Les professionnels du secteur ne cachent pas leur inquiétude. « Pour un aller-retour Libreville-Franceville, c’est 14 000 FCFA de plus à sortir, uniquement en taxes. Cela équivaut à près d’un tiers du SMIG », déplore un agent de voyage de la capitale. Une somme loin d’être anodine pour la majorité des usagers, surtout en l’absence d’alternatives viables comme un réseau ferroviaire fiable ou des routes carrossables en toutes saisons.
Cette hausse intervient à contre-courant des efforts récemment engagés pour revitaliser la desserte des villes secondaires. Plusieurs aéroports, comme ceux de Makokou, Koulamoutou ou encore Oyem, ont récemment bénéficié d’investissements pour leur réhabilitation. Pourtant, sans politique tarifaire attractive, ces infrastructures risquent de rester en grande partie inutilisées. La rentabilité des compagnies locales, déjà fragilisée par une demande instable, pourrait aussi s’en trouver compromise.

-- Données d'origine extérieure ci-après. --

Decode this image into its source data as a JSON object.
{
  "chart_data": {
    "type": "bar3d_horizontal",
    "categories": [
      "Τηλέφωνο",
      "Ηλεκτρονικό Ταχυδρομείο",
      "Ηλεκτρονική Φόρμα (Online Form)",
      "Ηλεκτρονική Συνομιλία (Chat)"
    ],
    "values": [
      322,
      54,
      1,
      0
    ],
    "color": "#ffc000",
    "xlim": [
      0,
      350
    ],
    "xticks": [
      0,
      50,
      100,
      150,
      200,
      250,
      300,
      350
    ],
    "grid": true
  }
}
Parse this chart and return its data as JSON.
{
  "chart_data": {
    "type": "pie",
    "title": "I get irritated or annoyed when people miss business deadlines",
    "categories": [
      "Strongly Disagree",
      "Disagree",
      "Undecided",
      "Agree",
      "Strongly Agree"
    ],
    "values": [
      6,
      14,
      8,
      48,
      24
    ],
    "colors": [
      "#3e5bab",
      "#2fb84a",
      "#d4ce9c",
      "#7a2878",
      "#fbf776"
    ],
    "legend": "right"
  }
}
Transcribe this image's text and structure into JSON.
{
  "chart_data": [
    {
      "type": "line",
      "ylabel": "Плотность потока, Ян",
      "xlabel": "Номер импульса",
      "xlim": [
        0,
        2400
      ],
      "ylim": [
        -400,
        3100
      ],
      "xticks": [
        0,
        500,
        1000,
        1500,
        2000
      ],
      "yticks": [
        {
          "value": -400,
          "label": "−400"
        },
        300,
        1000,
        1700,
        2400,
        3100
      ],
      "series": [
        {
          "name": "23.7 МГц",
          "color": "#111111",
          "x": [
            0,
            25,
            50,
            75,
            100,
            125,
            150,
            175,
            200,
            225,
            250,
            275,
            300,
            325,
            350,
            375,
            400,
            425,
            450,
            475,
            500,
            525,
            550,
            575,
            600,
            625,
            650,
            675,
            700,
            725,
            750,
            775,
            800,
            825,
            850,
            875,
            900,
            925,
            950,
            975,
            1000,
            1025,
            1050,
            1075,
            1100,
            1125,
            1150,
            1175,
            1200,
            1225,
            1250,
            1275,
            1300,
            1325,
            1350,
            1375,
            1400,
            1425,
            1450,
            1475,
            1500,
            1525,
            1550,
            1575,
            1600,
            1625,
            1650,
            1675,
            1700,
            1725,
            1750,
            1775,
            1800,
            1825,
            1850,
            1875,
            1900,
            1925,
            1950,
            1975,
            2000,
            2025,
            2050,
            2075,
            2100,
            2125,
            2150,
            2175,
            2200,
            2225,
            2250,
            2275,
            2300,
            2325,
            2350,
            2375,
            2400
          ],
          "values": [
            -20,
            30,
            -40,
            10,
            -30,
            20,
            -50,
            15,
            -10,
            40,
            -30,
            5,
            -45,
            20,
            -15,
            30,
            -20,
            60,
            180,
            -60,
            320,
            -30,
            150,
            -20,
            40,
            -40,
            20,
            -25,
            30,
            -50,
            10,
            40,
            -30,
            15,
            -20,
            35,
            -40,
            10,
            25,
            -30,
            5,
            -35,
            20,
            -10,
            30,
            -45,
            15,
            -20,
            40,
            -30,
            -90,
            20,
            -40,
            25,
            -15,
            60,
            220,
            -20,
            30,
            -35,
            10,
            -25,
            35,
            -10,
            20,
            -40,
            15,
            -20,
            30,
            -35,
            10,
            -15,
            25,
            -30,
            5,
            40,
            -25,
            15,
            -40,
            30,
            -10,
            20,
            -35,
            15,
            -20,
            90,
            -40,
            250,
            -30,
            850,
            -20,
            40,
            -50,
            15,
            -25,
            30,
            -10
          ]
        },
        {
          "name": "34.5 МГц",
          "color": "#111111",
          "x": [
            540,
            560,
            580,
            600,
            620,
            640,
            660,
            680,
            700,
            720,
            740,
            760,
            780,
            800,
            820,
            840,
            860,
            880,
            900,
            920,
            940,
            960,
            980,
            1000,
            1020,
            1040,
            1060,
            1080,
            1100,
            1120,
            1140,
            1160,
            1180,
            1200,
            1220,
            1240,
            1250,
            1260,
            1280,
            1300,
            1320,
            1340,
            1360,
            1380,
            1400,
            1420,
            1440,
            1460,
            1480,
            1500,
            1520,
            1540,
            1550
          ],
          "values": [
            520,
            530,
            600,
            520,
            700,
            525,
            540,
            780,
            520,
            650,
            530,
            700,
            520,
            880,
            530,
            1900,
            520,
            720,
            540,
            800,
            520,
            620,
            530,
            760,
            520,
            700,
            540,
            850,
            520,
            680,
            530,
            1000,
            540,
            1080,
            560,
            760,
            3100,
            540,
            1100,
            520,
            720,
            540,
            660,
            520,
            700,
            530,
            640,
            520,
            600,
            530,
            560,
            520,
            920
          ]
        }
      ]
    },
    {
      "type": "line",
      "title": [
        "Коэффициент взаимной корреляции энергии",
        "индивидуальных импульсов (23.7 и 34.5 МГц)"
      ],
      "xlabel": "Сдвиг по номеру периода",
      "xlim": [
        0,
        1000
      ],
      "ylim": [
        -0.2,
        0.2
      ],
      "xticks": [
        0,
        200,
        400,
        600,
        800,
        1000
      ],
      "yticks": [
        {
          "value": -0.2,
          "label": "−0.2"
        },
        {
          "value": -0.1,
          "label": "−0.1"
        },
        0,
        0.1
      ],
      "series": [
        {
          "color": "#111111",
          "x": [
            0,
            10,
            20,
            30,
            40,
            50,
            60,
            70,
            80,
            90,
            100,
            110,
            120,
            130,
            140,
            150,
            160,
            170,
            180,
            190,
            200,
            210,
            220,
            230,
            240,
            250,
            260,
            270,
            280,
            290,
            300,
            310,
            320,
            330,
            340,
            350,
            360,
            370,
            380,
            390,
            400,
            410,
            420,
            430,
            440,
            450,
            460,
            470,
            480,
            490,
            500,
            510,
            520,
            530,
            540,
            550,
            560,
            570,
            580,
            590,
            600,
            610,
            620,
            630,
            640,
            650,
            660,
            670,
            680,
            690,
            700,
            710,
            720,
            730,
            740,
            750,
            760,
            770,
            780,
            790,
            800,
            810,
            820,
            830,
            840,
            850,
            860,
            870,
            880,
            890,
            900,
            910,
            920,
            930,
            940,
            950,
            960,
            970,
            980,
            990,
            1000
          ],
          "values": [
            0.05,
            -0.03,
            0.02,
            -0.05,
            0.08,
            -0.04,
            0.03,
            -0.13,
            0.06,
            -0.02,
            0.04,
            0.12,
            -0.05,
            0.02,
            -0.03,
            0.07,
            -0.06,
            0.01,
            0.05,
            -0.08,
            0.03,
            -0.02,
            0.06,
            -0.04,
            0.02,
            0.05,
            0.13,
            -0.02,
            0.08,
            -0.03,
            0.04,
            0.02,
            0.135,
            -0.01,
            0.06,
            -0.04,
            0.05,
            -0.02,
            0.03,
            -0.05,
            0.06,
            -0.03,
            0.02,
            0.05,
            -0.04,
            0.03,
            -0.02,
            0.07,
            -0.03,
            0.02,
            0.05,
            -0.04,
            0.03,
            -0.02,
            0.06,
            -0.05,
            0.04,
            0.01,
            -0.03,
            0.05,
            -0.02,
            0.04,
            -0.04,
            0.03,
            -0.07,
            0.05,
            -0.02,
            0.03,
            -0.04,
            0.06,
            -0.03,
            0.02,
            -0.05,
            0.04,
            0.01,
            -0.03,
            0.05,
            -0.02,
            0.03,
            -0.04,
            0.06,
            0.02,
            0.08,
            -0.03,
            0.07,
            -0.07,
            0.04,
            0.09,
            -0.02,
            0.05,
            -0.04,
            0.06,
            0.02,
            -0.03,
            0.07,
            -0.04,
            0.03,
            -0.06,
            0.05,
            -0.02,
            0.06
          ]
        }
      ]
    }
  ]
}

Sur le plan économique, cette mesure est perçue comme une taxation punitive dans un contexte de fragilité du pouvoir d’achat. Elle menace directement la mobilité des PME, des travailleurs informels et de tous les acteurs économiques qui dépendent du transport aérien pour développer leurs activités hors des capitales régionales. À terme, elle pourrait renforcer le déséquilibre entre la façade maritime, mieux connectée, et l’arrière-pays, marginalisé.
Sans dispositif d’accompagnement – comme des subventions ciblées ou des exonérations partielles pour certaines catégories d’usagers –, cette réforme pourrait devenir un facteur de désintégration nationale. Le gouvernement se retrouve face à une équation complexe : générer des recettes supplémentaires pour soutenir les aéroports, sans entraver le droit à la mobilité. Un équilibre précaire, qui nécessiterait plus que jamais un débat public éclairé et des ajustements concertés.